Identifying Customer Accounts and Their Classification Using Python and NLP

By Great Learning Updated on Apr 4, 2023 121

Hi, I’m Bhavin, Senior Director – Application Development and Operations for a global capability centre of a Fortune 250 company which caters to retirement solutions in North America and EMEA regions. Having a knowledge of data science and business analytics tools will further aid in bringing more value to what I do for my firm. As a part of our endeavour to provide a better client and advisor experience, we had a need to add “nicknames” for clients’ accounts on our correspondence so that they can easily identify their accounts, in case they have several accounts with the financial institution, which is a very common scenario. To easily identify these accounts on online portals as against account numbers, clients can nickname their accounts. Accounts having nicknames will have correspondence delivered to them with their account nickname displayed on it. As it’s a free text field where clients can use their imagination in setting up nicknames, we run a risk of them using profane and abusive/inappropriate nicknames.

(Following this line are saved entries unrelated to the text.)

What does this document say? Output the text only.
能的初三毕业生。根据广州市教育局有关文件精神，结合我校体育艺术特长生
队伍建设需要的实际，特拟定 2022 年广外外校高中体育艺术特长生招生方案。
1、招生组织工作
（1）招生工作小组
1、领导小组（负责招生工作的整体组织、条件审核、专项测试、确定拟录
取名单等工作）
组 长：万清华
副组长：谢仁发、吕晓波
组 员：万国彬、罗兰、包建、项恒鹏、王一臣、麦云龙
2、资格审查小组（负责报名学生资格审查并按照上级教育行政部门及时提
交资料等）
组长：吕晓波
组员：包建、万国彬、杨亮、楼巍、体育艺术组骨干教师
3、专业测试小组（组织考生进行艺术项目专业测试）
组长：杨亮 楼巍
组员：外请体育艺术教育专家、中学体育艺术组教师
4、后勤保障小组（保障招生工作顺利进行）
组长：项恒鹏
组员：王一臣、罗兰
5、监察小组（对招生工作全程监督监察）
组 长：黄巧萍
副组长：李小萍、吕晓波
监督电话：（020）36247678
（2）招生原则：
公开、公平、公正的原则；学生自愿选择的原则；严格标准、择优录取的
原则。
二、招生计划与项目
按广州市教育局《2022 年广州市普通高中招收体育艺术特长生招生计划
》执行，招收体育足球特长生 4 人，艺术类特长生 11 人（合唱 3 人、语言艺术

I partnered with multiple teams within my firm and also involved a data scientist who has experience in developing models and performing data analytics. We collaborated and used Natural Language Processing algorithms. As nothing ready-made was available, it required research across communities to find out whether similar models were developed. We came across a list of profane words, which we fed through as input to the model and it allowed nicknames with these profane names to be tagged. We also found an open-source model, which we then checked with architects within the firm for eligibility of the usage and created another model. Combining the results from both the models and fine-tuning for the accuracy of the matching words (or sub-words), we were able to flag almost 1,000 potential violators amongst 600,000 nicknames.

Python was the tool used to execute the models. We have a group of data scientists who work on different models and using firm-approved development tools, they were able to build the Models. This is how we worked towards problem resolution. Started with the located full extract of nicknames from its repository, and researched external community portals for clues on the resolution of a similar problem. Thereafter, we identified a list of profane words which was available on the internet as an open-source to use and also identified a model which was again open-source on the internet and secured approval to use the model in a live production environment through Information security protocols of the firm. By using two distinct approaches, created a joint model which would take results from both models and flag potential violators. This eliminated the need for reviewing 600,000 names manually and instead shrunk the list to only 1,000 violators. Furthermore, we reviewed the list of violators and used it to further fine-tune. For example, Dick is a very common nickname for males in the US. Dick’s IRA account was flagged as a violator. Finetuned the model to exclude “dick” as a profane word.

There were many useful insights derived from this process – 2 models were created, established efficiencies of these models to flag partial or full words as flagged words, and 600,000 nicknames were passed through this model. This resulted in 1,000 potential violators, which could be very easily reviewed. These violators will be entered through our maintenance process in order to stop them from being shown in correspondence to our clients thus making correspondence clean. The next steps were to identify the accounts which were violators and work with the client’s advisor to reach out to clients and have them rectify the nicknames. The compliance and supervision group of the firm would further review the accounts and client’s actions for further flagging the ones which are potential anti-fraud cases.

The key recommendations were that these models will be implemented in production to execute as a batch process to identify violators and flag the accounts with profane nicknames. Secondly, through a service interface, these models will be integrated into the front-end portal to stop clients from entering profane names and avoid bad names getting into the system. We were to witness impact in the form of:

1. Displaying nicknames in correspondence is a critical client experience initiative.
2. In absence of having cleaner names, compliance and legal groups won’t have approved the initiative and we would have deprived the clients of something which enriches their experience on day to day basis.
3. Build a maintenance process, which will flag the incoming violators.
4. Firms’ exposure with regulatory bodies in lieu of profane names showing up on regulatory correspondence of the firm.
5. Protecting the firm’s brand, which is considered the most premium goal in any financial industry.

The exercise helped me get exposed to peer groups within the firm, who work on data science and have the desired skill set. It also opens up an opportunity in future to work on complex data science models and partner on a few more such use cases and solutions for it.